Pedorthists must be aware of hypermobility

ORLANDO, Fla. — Hypermobility syndrome, which features joints that move beyond the normal range of motion, is relevant to pedorthists, according to a speaker at the Pedorthic Footcare Association and American Podiatric Medical Association Combined Meeting.

Patricia Ann Pande, PT, CPed, owner of Foot Centric LLC, said many pedorthists may have patients with hypermobility who do not realize it. Hypermobility is associated with flexible flat foot, but hypermobile patients do not have an easily identifiable gait; instead, they “hit the ground differently every time,” according to Pande.

Patricia Pande

“These are the people who are loose and move every which way. Their pelvis is twisted; their spine is crooked; their feet roll in; they pop, snap, crunch — all kinds of movements. They are a very difficult group to work with,” she said.

Hypermobility testing identifies these patients through six simple stretches. Like many pedorthic issues, hypermobility tends to run in families, so children can be diagnosed early.

“You have to intervene early,” Pande said. “If you let these kids go, over time they are stretching their ligaments irreversibly.”

This can lead to the shearing of joints, disc herniations, sacroiliac joint problems, degenerative joint disease, osteoarthritis in the knee or hip, and foot and ankle problems.

Hypermobility is also associated with a number of other problems, according to Pande. Many patients have multiple complaints that do not relate to their feet, and they all are connected to hypermobility.

“I have people who come to me [who] are really happy I understand that it is not just their feet. They have visual problems, esophageal problems, irritable bowel [syndrome], connective tissue problems. … All of these things often accompany [a] flexible flat foot person,” Pande said. “You really need to make sure they understand flexible flat foot often goes along with other problems, the symptoms they are feeling are real, and that not only are you going to help them hit the ground better, but you are going to help direct them to other resources.”

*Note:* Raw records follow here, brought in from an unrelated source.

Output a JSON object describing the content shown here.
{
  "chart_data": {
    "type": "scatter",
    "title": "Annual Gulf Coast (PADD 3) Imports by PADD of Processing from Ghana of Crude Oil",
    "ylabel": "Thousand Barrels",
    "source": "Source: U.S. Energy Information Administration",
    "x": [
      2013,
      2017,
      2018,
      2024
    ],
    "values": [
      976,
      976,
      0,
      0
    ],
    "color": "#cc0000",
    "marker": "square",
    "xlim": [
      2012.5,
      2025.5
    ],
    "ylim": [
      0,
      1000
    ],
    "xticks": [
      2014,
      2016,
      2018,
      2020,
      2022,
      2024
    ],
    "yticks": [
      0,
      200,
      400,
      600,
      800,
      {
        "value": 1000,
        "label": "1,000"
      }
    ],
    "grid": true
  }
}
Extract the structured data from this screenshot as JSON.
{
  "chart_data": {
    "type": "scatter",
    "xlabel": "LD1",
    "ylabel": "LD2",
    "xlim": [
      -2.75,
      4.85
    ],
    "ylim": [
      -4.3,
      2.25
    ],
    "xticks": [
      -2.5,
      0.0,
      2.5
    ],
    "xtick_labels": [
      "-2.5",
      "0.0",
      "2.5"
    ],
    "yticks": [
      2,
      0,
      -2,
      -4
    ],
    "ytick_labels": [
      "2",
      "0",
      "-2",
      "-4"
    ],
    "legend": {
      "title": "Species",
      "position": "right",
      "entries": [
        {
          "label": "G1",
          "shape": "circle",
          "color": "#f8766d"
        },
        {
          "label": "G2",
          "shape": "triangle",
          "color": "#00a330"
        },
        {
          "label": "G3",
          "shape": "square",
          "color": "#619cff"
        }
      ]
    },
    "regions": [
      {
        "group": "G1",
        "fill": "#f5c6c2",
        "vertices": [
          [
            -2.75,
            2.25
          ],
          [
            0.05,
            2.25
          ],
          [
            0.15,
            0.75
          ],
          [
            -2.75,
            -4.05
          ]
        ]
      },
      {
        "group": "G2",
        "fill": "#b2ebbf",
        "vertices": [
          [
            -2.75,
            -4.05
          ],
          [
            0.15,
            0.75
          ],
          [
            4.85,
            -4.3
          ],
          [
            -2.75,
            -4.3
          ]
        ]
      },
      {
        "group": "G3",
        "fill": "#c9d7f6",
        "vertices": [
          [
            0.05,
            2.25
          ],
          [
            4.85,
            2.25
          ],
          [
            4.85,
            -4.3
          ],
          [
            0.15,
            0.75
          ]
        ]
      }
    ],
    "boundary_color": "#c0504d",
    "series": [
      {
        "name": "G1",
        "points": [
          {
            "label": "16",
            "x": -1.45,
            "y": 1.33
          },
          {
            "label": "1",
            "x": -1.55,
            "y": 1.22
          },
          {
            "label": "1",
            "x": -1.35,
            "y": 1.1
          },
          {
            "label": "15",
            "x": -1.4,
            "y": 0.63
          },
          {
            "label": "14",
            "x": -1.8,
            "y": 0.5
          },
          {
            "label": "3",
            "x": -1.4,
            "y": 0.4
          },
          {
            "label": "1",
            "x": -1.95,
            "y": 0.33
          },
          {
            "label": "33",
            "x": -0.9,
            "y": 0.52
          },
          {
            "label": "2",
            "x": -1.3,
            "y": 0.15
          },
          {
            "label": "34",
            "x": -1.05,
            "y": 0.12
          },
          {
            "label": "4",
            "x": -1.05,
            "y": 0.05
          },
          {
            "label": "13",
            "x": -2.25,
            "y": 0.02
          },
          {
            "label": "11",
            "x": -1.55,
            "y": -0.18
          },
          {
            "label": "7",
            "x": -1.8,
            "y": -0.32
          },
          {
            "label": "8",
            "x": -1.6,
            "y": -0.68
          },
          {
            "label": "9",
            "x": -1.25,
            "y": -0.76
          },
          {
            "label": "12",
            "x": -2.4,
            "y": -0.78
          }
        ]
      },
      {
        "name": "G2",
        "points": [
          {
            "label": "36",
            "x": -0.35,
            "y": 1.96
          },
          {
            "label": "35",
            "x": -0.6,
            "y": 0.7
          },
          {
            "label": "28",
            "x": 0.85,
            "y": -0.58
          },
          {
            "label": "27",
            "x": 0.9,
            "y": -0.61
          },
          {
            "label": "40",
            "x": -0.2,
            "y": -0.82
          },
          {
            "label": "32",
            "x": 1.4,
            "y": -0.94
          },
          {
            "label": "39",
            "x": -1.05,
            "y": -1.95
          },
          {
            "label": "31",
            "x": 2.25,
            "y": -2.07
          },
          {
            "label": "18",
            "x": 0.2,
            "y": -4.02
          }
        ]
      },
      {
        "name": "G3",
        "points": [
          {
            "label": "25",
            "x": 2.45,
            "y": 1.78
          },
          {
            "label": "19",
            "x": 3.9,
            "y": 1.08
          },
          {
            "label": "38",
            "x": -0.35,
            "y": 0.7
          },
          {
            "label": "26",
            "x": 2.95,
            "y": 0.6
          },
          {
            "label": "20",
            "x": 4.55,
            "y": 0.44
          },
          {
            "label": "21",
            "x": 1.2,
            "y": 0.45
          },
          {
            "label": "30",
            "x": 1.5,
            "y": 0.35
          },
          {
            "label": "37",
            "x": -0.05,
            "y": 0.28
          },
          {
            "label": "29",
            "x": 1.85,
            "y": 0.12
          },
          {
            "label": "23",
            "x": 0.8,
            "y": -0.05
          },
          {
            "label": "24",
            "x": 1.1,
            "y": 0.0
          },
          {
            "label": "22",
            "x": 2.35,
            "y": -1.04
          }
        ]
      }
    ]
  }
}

Although hypermobility is a challenge for pedorthists, Pande said working together is key.

“We really should be screening [for hypermobility]. We should be working together,” she said. – by Amanda Alexander


Pande P. Children and their feet. Pedorthic Footcare Association and American Podiatric Medical Association Combined Meeting; July 23-25, 2015; Orlando, Fla.

Disclosure: Pande reports no relevant financial disclosures.